However, this might also give a false sense of security. Under these circumstances the model has not seen all classes, therefore the uncertainties may be suboptimal, and thus the queries examples may not be that useful as they otherwise could be.

In my own active learning settings with few labels I always argue that it is reasonable to require 1-2 examples per class from the user before starting the active learning loop. I know that this is not applicable to use cases with thousands of labels. There are so-called cold start approaches which try to handle this setting, but as far as I know there is no single best approach as well, and each method brings its on advantages/disadvantages as well.

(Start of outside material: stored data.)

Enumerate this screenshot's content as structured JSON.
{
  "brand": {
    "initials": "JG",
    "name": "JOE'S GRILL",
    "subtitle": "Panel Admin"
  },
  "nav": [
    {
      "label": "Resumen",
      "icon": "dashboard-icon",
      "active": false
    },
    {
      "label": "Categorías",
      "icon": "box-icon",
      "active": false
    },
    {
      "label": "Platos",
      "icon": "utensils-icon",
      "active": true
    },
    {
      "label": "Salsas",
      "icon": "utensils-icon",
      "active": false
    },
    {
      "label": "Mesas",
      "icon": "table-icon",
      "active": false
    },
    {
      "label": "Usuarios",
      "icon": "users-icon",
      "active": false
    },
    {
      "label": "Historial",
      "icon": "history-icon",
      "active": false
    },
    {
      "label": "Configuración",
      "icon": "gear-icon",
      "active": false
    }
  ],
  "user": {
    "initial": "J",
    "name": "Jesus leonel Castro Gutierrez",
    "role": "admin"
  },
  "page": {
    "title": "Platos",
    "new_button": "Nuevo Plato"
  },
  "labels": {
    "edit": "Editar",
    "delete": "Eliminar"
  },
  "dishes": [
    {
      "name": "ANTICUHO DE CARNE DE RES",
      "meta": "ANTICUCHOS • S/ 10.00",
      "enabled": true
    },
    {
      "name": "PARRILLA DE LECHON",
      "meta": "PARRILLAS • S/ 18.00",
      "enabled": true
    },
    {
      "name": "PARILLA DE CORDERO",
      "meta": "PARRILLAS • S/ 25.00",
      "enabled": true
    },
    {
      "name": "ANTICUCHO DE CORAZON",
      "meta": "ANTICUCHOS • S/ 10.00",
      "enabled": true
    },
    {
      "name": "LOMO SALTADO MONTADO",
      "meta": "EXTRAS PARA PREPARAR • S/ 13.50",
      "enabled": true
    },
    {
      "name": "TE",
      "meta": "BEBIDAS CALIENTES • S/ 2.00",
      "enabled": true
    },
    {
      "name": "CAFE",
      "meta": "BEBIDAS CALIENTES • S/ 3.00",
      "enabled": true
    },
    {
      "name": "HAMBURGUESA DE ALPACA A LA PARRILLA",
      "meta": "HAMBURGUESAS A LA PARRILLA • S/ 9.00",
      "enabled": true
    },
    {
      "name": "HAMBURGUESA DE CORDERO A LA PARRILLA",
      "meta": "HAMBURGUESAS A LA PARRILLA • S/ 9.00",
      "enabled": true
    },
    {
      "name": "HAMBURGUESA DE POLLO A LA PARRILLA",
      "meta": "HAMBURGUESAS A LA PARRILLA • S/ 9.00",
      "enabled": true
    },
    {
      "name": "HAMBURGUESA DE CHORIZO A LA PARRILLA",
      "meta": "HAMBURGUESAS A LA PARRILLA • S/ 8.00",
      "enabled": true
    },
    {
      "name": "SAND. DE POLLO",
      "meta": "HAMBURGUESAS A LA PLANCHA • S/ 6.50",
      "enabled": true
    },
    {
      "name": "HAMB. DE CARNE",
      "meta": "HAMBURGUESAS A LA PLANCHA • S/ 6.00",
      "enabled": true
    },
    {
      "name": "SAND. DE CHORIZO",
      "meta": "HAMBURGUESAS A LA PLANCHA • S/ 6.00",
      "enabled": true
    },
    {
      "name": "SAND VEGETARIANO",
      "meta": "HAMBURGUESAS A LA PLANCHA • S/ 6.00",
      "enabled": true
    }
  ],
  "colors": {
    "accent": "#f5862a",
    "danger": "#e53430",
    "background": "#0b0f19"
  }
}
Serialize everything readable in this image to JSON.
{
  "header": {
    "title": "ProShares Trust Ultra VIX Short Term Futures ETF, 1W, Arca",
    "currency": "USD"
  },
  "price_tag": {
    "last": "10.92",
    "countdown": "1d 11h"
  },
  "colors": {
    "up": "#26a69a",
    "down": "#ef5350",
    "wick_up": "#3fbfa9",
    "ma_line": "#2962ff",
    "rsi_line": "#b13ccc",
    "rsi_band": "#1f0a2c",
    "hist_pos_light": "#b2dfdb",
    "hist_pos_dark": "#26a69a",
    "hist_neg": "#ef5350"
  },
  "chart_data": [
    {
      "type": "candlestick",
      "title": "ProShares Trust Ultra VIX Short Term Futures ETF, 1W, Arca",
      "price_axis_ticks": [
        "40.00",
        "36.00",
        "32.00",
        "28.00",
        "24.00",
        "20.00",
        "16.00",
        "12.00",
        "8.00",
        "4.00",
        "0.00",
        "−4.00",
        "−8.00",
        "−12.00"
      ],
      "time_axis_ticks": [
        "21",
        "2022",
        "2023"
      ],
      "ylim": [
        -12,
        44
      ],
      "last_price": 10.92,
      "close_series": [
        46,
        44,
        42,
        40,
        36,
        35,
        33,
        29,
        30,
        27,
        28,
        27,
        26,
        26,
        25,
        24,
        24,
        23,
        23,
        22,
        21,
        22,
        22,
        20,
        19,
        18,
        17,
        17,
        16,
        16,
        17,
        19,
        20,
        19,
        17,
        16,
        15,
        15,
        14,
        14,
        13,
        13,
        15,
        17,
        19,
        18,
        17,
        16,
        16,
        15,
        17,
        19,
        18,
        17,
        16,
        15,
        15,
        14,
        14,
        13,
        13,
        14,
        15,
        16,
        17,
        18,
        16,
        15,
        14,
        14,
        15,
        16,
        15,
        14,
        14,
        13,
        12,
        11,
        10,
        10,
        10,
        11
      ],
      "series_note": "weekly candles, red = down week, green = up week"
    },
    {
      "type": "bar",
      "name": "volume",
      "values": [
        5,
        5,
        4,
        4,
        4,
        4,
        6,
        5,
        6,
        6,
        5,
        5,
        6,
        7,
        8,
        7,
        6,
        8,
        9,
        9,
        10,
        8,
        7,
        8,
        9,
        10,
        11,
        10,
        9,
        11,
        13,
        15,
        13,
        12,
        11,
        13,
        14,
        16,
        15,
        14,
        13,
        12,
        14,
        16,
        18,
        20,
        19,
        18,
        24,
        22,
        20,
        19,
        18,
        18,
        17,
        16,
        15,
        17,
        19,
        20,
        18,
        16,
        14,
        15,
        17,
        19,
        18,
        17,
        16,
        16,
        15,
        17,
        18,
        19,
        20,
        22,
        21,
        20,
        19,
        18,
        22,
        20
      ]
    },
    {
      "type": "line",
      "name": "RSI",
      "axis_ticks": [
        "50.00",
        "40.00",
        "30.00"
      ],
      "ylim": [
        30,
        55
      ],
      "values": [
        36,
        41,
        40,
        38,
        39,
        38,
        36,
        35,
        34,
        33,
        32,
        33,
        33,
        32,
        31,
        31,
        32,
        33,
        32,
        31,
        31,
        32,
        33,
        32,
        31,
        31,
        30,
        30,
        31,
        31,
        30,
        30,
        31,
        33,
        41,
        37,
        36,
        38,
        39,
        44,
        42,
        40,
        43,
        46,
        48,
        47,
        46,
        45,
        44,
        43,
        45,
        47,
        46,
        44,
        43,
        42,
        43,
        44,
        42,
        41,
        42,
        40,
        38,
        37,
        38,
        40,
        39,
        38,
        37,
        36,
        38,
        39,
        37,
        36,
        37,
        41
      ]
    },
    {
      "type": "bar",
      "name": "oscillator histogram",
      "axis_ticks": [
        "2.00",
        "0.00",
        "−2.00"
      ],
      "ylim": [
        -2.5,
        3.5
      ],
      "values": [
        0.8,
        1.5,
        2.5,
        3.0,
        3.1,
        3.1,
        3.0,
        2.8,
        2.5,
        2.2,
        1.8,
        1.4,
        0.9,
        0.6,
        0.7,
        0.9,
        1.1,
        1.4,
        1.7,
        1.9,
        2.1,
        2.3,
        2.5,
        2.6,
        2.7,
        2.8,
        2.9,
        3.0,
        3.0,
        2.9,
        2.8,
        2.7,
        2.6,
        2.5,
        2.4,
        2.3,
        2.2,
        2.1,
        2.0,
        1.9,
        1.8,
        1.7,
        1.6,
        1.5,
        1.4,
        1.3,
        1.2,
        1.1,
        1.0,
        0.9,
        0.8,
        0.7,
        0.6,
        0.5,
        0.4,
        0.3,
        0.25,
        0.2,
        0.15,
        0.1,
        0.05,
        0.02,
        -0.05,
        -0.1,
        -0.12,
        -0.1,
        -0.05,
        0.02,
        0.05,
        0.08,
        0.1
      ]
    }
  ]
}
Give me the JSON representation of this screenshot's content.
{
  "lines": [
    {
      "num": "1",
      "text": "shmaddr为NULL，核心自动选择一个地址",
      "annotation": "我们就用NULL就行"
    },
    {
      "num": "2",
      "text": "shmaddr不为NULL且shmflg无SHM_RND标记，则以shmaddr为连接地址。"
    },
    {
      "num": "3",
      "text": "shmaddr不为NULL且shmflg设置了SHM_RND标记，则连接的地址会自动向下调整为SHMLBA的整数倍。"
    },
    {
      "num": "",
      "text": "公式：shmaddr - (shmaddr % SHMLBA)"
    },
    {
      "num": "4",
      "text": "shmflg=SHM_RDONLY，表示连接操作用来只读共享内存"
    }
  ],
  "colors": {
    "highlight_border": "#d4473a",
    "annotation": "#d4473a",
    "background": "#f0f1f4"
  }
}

In the end, this is a decision for your rubrix workflows as well. Possible solutions (non-exhaustive): a) Do nothing (once the error is fixed) and trust the user. b) Show a warning. c) Show a warning and advise better settings dynamically (e.g., request the user to provide examples for all classes or recommend another query strategy). d) Describe the problem and give recommendations in the documentation (Might also be my responsibility to do this in the small-text docs regardless of what you decide on the workflows here).

Sep 22 '22 11:09 chschroeder

Hi @chschroeder

Thanks a lot for your responses. It's not an urgent problem. We'll just wait until the new small-text version is released.

Anyway, It should be a good practice to include a balanced annotated dataset for initial batches.

Sep 22 '22 12:09 frascuchon